Even if the recurrence happens it can still be managed by application of lasers again, if the patient wishes for it. For those patients who do not want to try laser again the usual surgical option in the form of excisional surgery like Karydaki’s procedure or Limburg’s flaps are still available. In our series we have shown that the recurrent disease can be successfully managed and 100% of the patient achieved cure at the end of study period.
We believe that this procedure needs further refinement in the form of use of brush to clean the tracts or use of ophthalmic scoops to curette the tract to remove debris. We have recently seen use of double ring laser fibre with emission of laser energy at 2 rings which has been successfully used for fistula in ano. It may increase the success rate as it reduces skip areas.

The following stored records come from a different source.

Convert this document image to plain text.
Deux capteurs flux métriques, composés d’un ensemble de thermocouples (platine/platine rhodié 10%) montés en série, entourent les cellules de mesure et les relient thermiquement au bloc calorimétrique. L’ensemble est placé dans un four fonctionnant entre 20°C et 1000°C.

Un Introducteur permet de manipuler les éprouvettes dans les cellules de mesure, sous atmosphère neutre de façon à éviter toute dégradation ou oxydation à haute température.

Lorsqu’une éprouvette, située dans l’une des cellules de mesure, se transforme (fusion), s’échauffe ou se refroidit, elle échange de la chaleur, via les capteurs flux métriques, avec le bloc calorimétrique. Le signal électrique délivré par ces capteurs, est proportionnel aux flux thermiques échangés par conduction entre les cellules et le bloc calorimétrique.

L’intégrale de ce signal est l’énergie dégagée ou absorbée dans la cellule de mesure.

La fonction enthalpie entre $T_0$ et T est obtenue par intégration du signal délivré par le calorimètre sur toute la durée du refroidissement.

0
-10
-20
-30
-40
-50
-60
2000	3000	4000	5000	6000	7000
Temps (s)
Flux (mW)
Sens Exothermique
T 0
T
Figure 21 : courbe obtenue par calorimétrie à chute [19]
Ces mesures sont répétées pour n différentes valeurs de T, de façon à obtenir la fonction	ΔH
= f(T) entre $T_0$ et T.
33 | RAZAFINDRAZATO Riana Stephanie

These early still early days in the minimally invasive therapy for pilonidal sinus disease. Hopefully in future large, well-controlled studies like PITSTOP (19) should provide some evidence-based approach to patient selection and treatment stratification.
Our data proves that we can achieve good results with SiLaC treatment. As we achieved almost 90% success rate if we include second treatment with SilaC for healing. So, we can safely say, it is very safe, feasible and effective. Also, we could offer other modality of treatment in case laser treatment did not work.
These are quit a remarkable result considering how blind the procedure is. However, we understand that these are early days of laser treatment for pilonidal sinus. We need more robust studies with randomised trials to back it up.